10. Encouraging critical thinking: Recognizing the differences between humans and AIs can encourage critical thinking about the potential consequences of AI and how it can be used ethically and responsibly in various domains.
In conclusion, recognizing and respecting the distinctions between humans and AIs is essential for developing effective, ethical, and responsible AI systems that benefit society as a whole.
A sort of ethics and transparency explanation wasn't expected as the main.py contains a simple "hello".
from langchain.llms import Ollama
llm = Ollama(model="llama2")
res = llm.predict("hello")
print (res)
So, in everyday life how can we detect "good" and "bad" LLM answers?
In 2020, early detection of fake news has been discussed at the European Conference on Machine Learning and Principles and Practice of Knowledge Discovery in Databases. Microsoft Research published an article about Leveraging Multi-Source Weak Social Supervision for Early Detection of Fake News.
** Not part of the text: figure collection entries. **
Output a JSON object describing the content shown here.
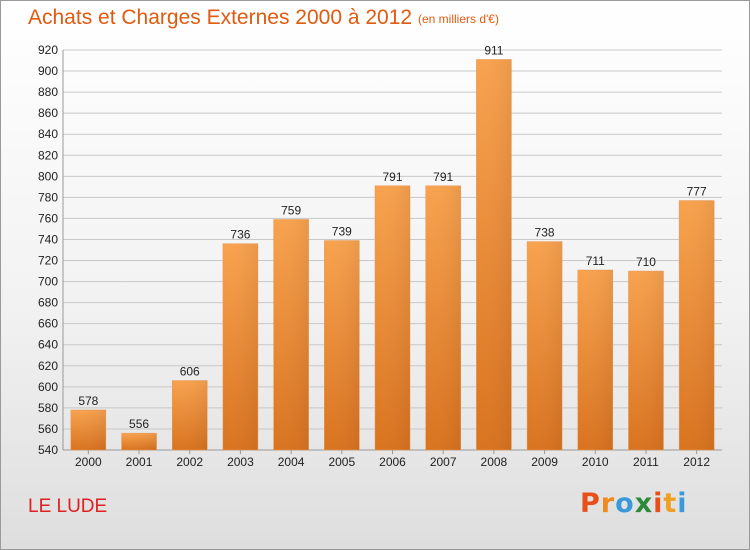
{
  "chart_data": {
    "type": "bar",
    "title": "Achats et Charges Externes 2000 à 2012",
    "subtitle": "(en milliers d'€)",
    "categories": [
      "2000",
      "2001",
      "2002",
      "2003",
      "2004",
      "2005",
      "2006",
      "2007",
      "2008",
      "2009",
      "2010",
      "2011",
      "2012"
    ],
    "values": [
      578,
      556,
      606,
      736,
      759,
      739,
      791,
      791,
      911,
      738,
      711,
      710,
      777
    ],
    "value_labels": [
      "578",
      "556",
      "606",
      "736",
      "759",
      "739",
      "791",
      "791",
      "911",
      "738",
      "711",
      "710",
      "777"
    ],
    "ylim": [
      540,
      920
    ],
    "y_ticks": [
      540,
      560,
      580,
      600,
      620,
      640,
      660,
      680,
      700,
      720,
      740,
      760,
      780,
      800,
      820,
      840,
      860,
      880,
      900,
      920
    ],
    "xlabel": "",
    "ylabel": "",
    "grid": true,
    "bar_color_top": "#f8a24e",
    "bar_color_bottom": "#d9731f"
  },
  "footer": {
    "place": "LE LUDE",
    "logo_letters": [
      "P",
      "r",
      "o",
      "x",
      "i",
      "t",
      "i"
    ],
    "logo_colors": [
      "#e8501a",
      "#f08a1c",
      "#3a9ad9",
      "#2c8a3a",
      "#e8501a",
      "#f0a020",
      "#3a9ad9"
    ]
  }
}
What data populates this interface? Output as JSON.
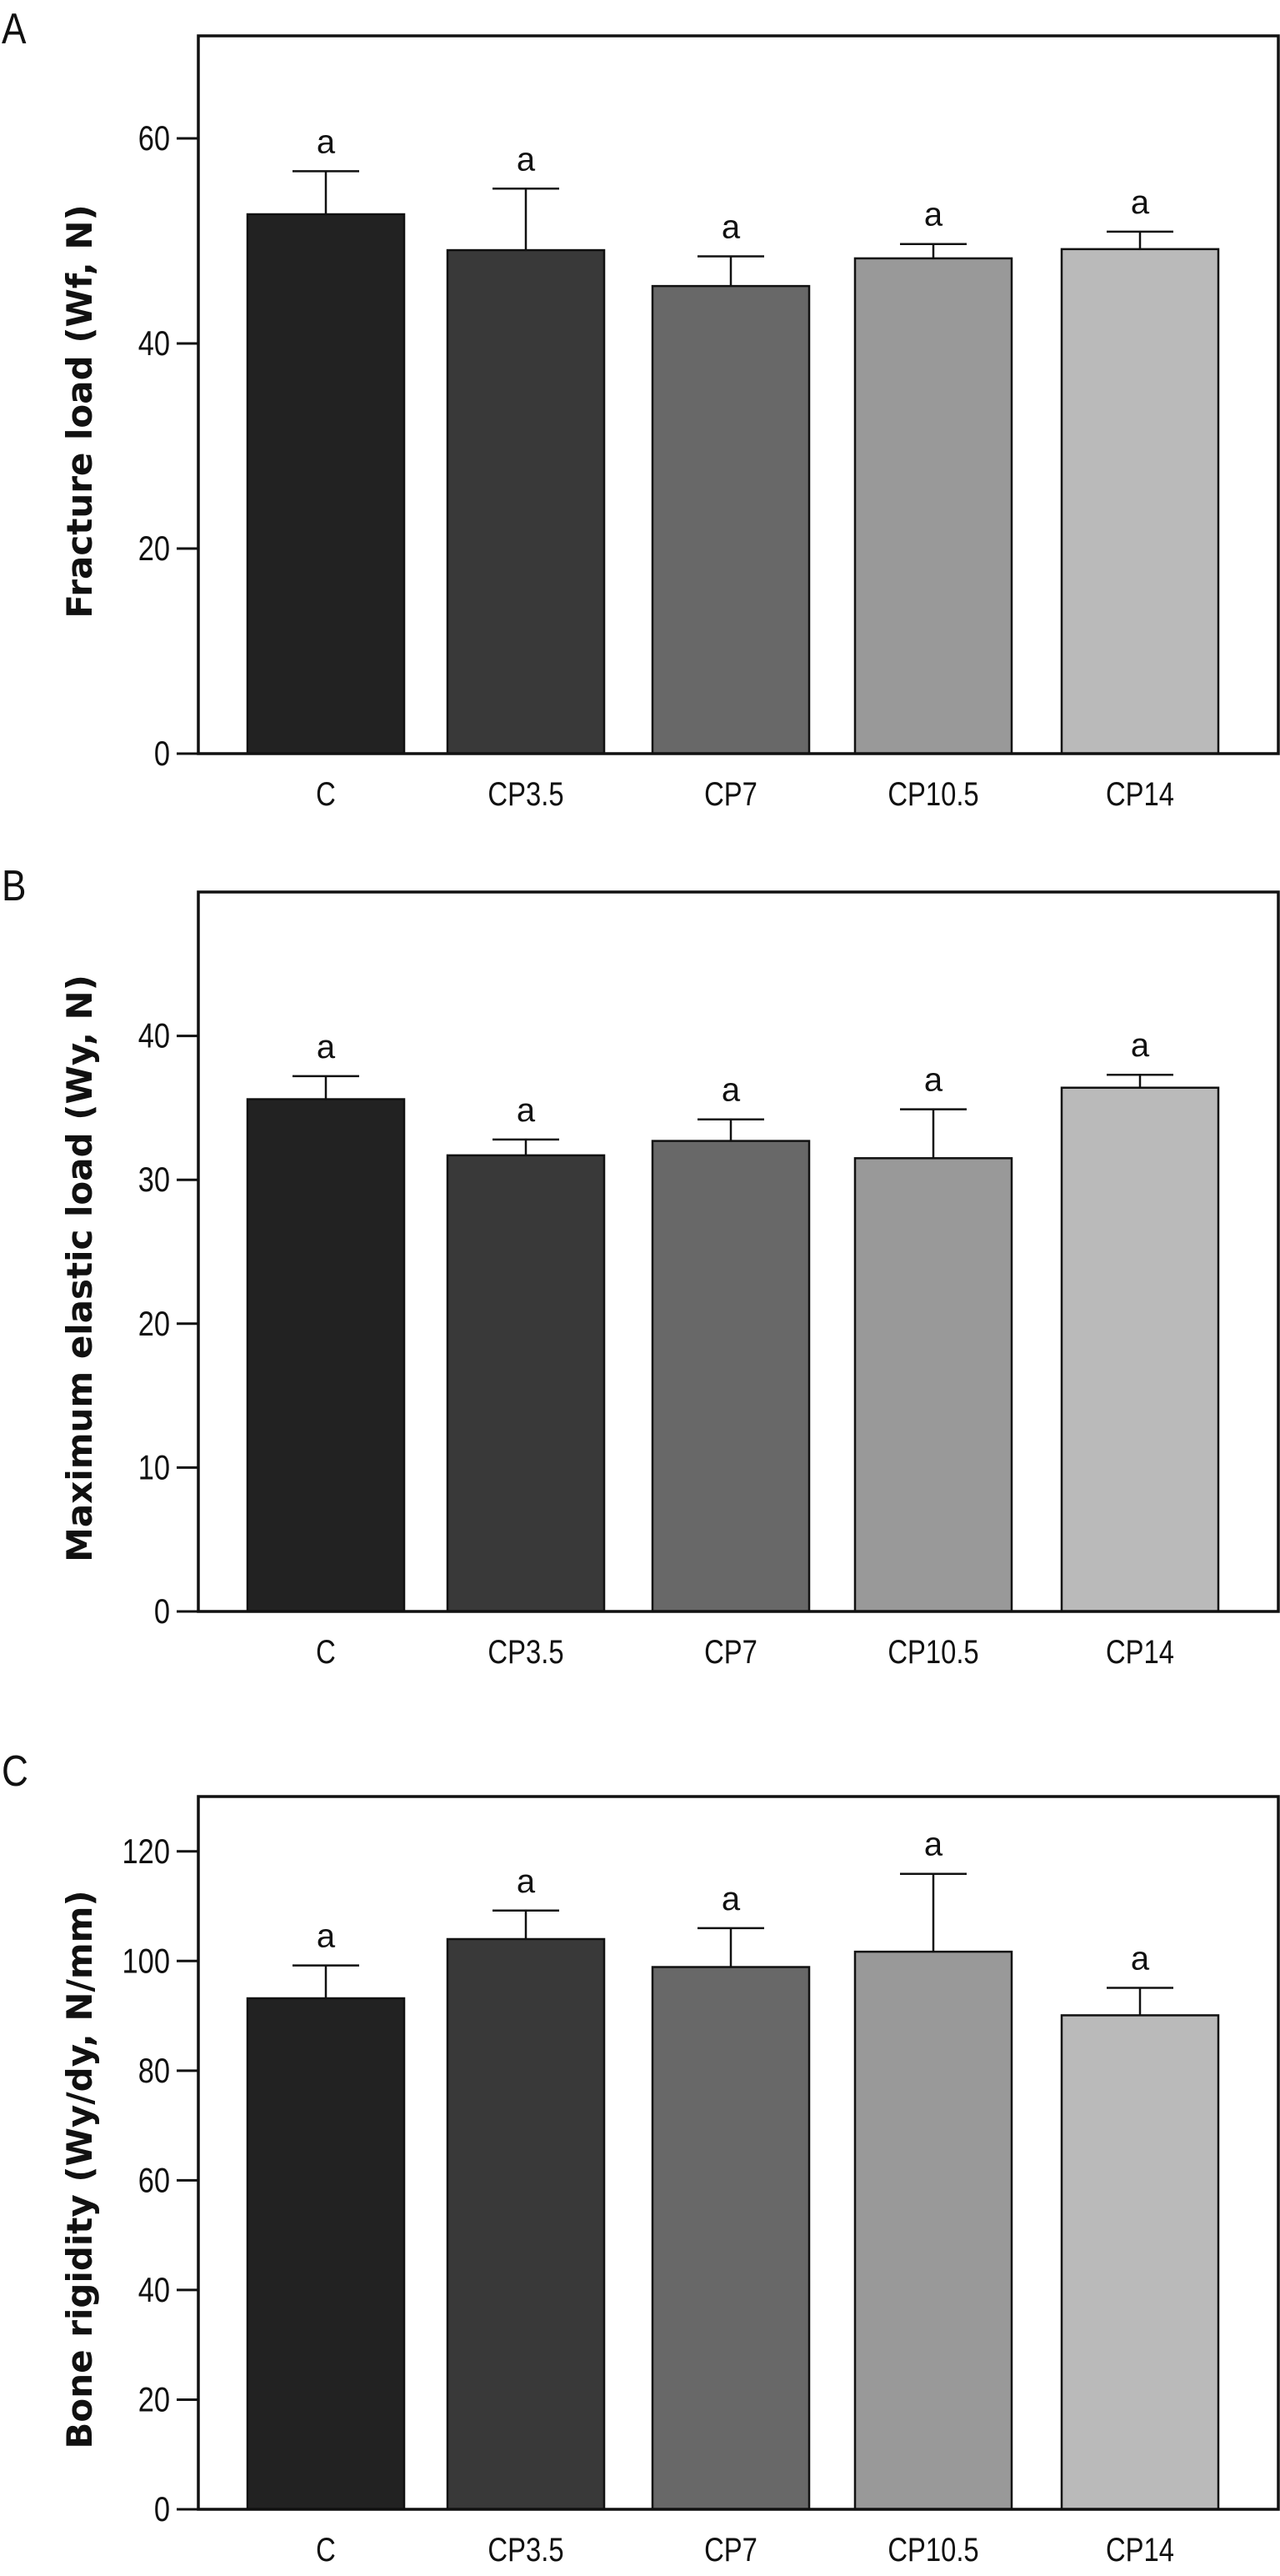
{
  "chart_data": [
    {
      "panel": "A",
      "type": "bar",
      "categories": [
        "C",
        "CP3.5",
        "CP7",
        "CP10.5",
        "CP14"
      ],
      "values": [
        52.6,
        49.1,
        45.6,
        48.3,
        49.2
      ],
      "error_upper": [
        56.8,
        55.1,
        48.5,
        49.7,
        50.9
      ],
      "significance_labels": [
        "a",
        "a",
        "a",
        "a",
        "a"
      ],
      "ylabel": "Fracture load (Wf, N)",
      "xlabel": "",
      "ylim": [
        0,
        70
      ],
      "yticks": [
        0,
        20,
        40,
        60
      ],
      "colors": [
        "#222222",
        "#393939",
        "#686868",
        "#999999",
        "#bababa"
      ],
      "grid": false
    },
    {
      "panel": "B",
      "type": "bar",
      "categories": [
        "C",
        "CP3.5",
        "CP7",
        "CP10.5",
        "CP14"
      ],
      "values": [
        35.6,
        31.7,
        32.7,
        31.5,
        36.4
      ],
      "error_upper": [
        37.2,
        32.8,
        34.2,
        34.9,
        37.3
      ],
      "significance_labels": [
        "a",
        "a",
        "a",
        "a",
        "a"
      ],
      "ylabel": "Maximum elastic load (Wy, N)",
      "xlabel": "",
      "ylim": [
        0,
        50
      ],
      "yticks": [
        0,
        10,
        20,
        30,
        40
      ],
      "colors": [
        "#222222",
        "#393939",
        "#686868",
        "#999999",
        "#bababa"
      ],
      "grid": false
    },
    {
      "panel": "C",
      "type": "bar",
      "categories": [
        "C",
        "CP3.5",
        "CP7",
        "CP10.5",
        "CP14"
      ],
      "values": [
        93.2,
        104.0,
        98.9,
        101.7,
        90.1
      ],
      "error_upper": [
        99.2,
        109.2,
        106.0,
        115.9,
        95.1
      ],
      "significance_labels": [
        "a",
        "a",
        "a",
        "a",
        "a"
      ],
      "ylabel": "Bone rigidity (Wy/dy, N/mm)",
      "xlabel": "",
      "ylim": [
        0,
        130
      ],
      "yticks": [
        0,
        20,
        40,
        60,
        80,
        100,
        120
      ],
      "colors": [
        "#222222",
        "#393939",
        "#686868",
        "#999999",
        "#bababa"
      ],
      "grid": false
    }
  ]
}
The model github source contains a security call-to-action about Microsoft's Bug Bounty Program.
Maintaining a LLM integrity must handle concerns about training data poisoning, prompt injection, supply chain vulnerabilities, sensitive information disclosure, and many more. The Open Worldwide Application Security Project (OWASP) is a nonprofit foundation that works to improve the security of software. In July 2023 they published a comprehensive guide about how to secure LLMs: OWASP-Top-10-for-LLMs-2023-v05.
The beginning of a LLM journey can be full of research first. Here a sample paper from students at the Boston University about their journey. In their work it is explained why they needed to prepare a 25K training data set to a given multiple-choice format as input for each question. The students decided to do some performance research using LLM variations of Llama2. As model dataset training hardware they had time-restricted access to an A100 NVidia GPU based environment. The students met their own expectations, created an adopted LLM called Open-Platypus from the training phase, tuned & published it to the huggingfaces platform, and made their work publicly available. In Ollama, not the Open-Platypus LLM but the evolved Open-Orca Platypus 13B has been integrated.
It would be a pitty to deny LLM-based multiple choice solvers. It helps to train our brain. The human brain is the ultimate autonomous system, with a weight of 1.2 to 1.4 kg and 86x10^9 neurones. Multiple-Choice Learning means to experience the same quantization bits preference for the environment again and again, you have been trained for - with a dark side of resilience. Be aware and have fun with LLM!